Session: 621. Lymphoma—Genetic/Epigenetic Biology: Poster III
Hematology Disease Topics & Pathways:
Diseases, Lymphoma (any), Lymphoid Malignancies, Clinically relevant
Methods: We performed H3K27Ac ChIP-seq and RNA-seq on primary NKTL tumor samples and paired normal tonsil tissues as controls, then the Rank Ordering of Super Enhancers (ROSE) analysis was used to systematically annotate SEs and their associated genes between tumors and controls. A combination of RNA interference (RNAi), CRISPRi (dCas9-KRAB) technologies and overexpression experiments, followed by several functional assays were performed to determine the effects of candidate SE-genes on NKTL cells. Circularized chromatin conformation capture followed by sequencing (4C-seq) experiments which examine the direct contact of SE and its promoter are ongoing.
Results: A total of 1266 SEs were identified in more than 2 out of 3 primary NKTL tumors but not in their normal tonsils. RNA-seq revealed overexpression of 1478 genes (false discovery rate <0.001, log2 fold change ≥ 1). We filtered genes that were associated with super-enhancers and also significantly overexpressed in NKTL tumors relative to normal tonsils. Using this rigorous strategy, we pinned down a list of 191 genes with high value for further investigation. Pivotal transcription factors regulating NK cell development and function were highly enriched in the list: TOX2, TBX21, EOMES, RUNX2, ID2, GATA3, GFI1, and MAFB. We then scrutinized the SE constituents of these 3 T-box protein family, including TOX2, TBX21 and EOMES, and found that only TOX2 harbored remarkably high SE peaks specifically in all 3 NKTL primary samples, in contrast, only background signals were presented in normal tonsil tissues. TOX2 expression was significantly higher in the primary NKTL samples and cell lines compared with normal NK cells. Most importantly, high expression of TOX2 was association with worse overall survival (Log rank p value: 0.021, hazard ratio: 2.63), demonstrating its prognostic significance (GSE90784). We used two individual TOX2 specific-shRNAs tagged with GFP to decrease TOX2 expression in NKYS cells. FACS analysis of GFP+ cells revealed a markedly decreased GFP+% cells in TOX2-sh1- and –sh2-treated samples compared with scr-shGFP-transduced cells over 11 days post transduction. These results indicate that silencing TOX2 imposes a strong negative selection pressure on NKYS cell growth. Overexpressed TOX2 resulted in significantly higher cell viability of NKYS-TOX2 cells than NKYS-EV in the culture without IL-2, but not in presence of IL-2. CFU assays also demonstrate that TOX2 was effective in enhancing the clonogenic capacity of NKTL cells. Next, we assessed whether the TOX-SE is functional and causative for the TOX2 dysregulation in NKTL. The repression of the TOX2-SE region significantly decreased TOX2 expression in NKYS cells. Repression of the TOX2-SE region also led to impairment of cell viability and cell growth, consistent with an oncogenic function.

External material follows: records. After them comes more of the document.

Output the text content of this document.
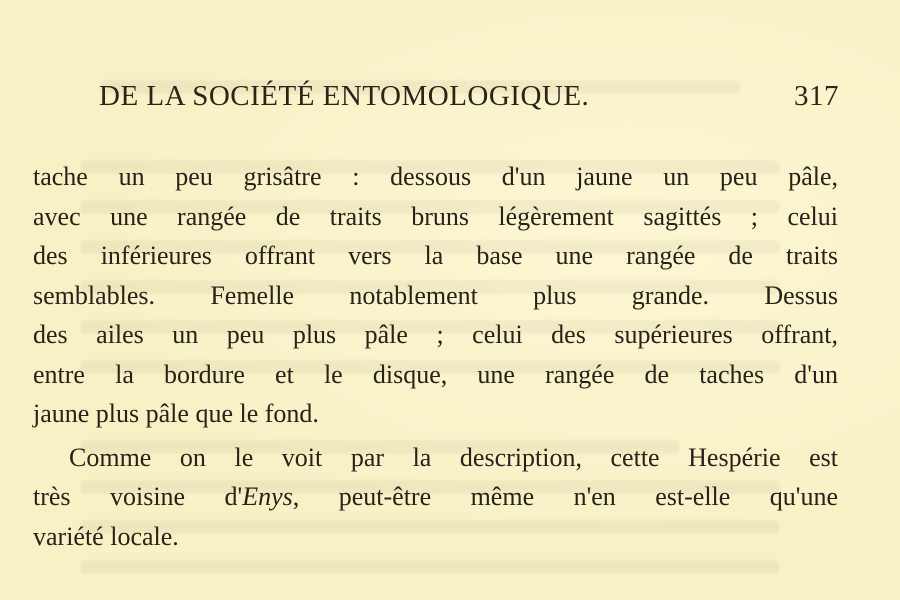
DE LA SOCIÉTÉ ENTOMOLOGIQUE.	317
tache un peu grisâtre : dessous d'un jaune un peu pâle,
avec une rangée de traits bruns légèrement sagittés ; celui
des inférieures offrant vers la base une rangée de traits
semblables. Femelle notablement plus grande. Dessus
des ailes un peu plus pâle ; celui des supérieures offrant,
entre la bordure et le disque, une rangée de taches d'un
jaune plus pâle que le fond.
Comme on le voit par la description, cette Hespérie est
très voisine d'Enys, peut-être même n'en est-elle qu'une
variété locale.
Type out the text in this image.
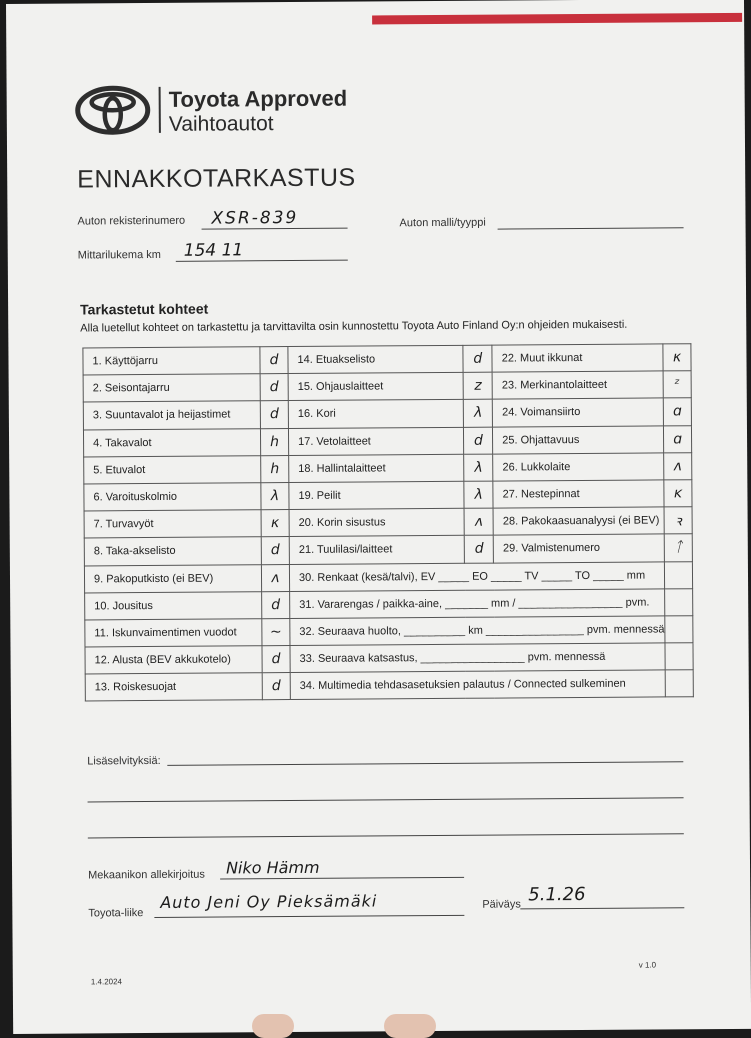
Toyota Approved
Vaihtoautot
ENNAKKOTARKASTUS
Auton rekisterinumero XSR-839	Auton malli/tyyppi
Mittarilukema km 154 11
Tarkastetut kohteet
Alla luetellut kohteet on tarkastettu ja tarvittavilta osin kunnostettu Toyota Auto Finland Oy:n ohjeiden mukaisesti.
1. Käyttöjarru	d	14. Etuakselisto	d	22. Muut ikkunat	κ
2. Seisontajarru	d	15. Ohjauslaitteet	z	23. Merkinantolaitteet	ᶻ
3. Suuntavalot ja heijastimet	d	16. Kori	λ	24. Voimansiirto	ɑ
4. Takavalot	h	17. Vetolaitteet	d	25. Ohjattavuus	ɑ
5. Etuvalot	h	18. Hallintalaitteet	λ	26. Lukkolaite	ʌ
6. Varoituskolmio	λ	19. Peilit	λ	27. Nestepinnat	ᴋ
7. Turvavyöt	κ	20. Korin sisustus	ʌ	28. Pakokaasuanalyysi (ei BEV)	ꝛ
8. Taka-akselisto	d	21. Tuulilasi/laitteet	d	29. Valmistenumero	ᛏ
9. Pakoputkisto (ei BEV)	ʌ	30. Renkaat (kesä/talvi), EV _____ EO _____ TV _____ TO _____ mm			
10. Jousitus	d	31. Vararengas / paikka-aine, _______ mm / _________________ pvm.			
11. Iskunvaimentimen vuodot	~	32. Seuraava huolto, __________ km ________________ pvm. mennessä			
12. Alusta (BEV akkukotelo)	d	33. Seuraava katsastus, _________________ pvm. mennessä			
13. Roiskesuojat	d	34. Multimedia tehdasasetuksien palautus / Connected sulkeminen			
Lisäselvityksiä:
Mekaanikon allekirjoitus Niko Hämm
Toyota-liike
Auto Jeni Oy Pieksämäki	Päiväys 5.1.26
1.4.2024
v 1.0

Conclusions: Taken together, our integrative approaches defined the landscape of SE and identified high-value SE-associated oncogenes in NKTL. Among them, we demonstrated that TOX2 is a novel tumor driver, which promotes NKTL cell growth and enhances ability of colony formation, as well as protects cell viability under adverse condition. This study not only provides novel insight into the NKTL pathology, but also offer novel, potential therapeutic targets, such as TOX2 for the treatment of NKTL patients.
Disclosures: Lim: National Cancer Centre Singapore: Current Employment. Chng: Abbvie: Honoraria; Janssen: Honoraria, Research Funding; Celgene: Honoraria, Research Funding; Novartis: Honoraria; Amgen: Honoraria, Research Funding.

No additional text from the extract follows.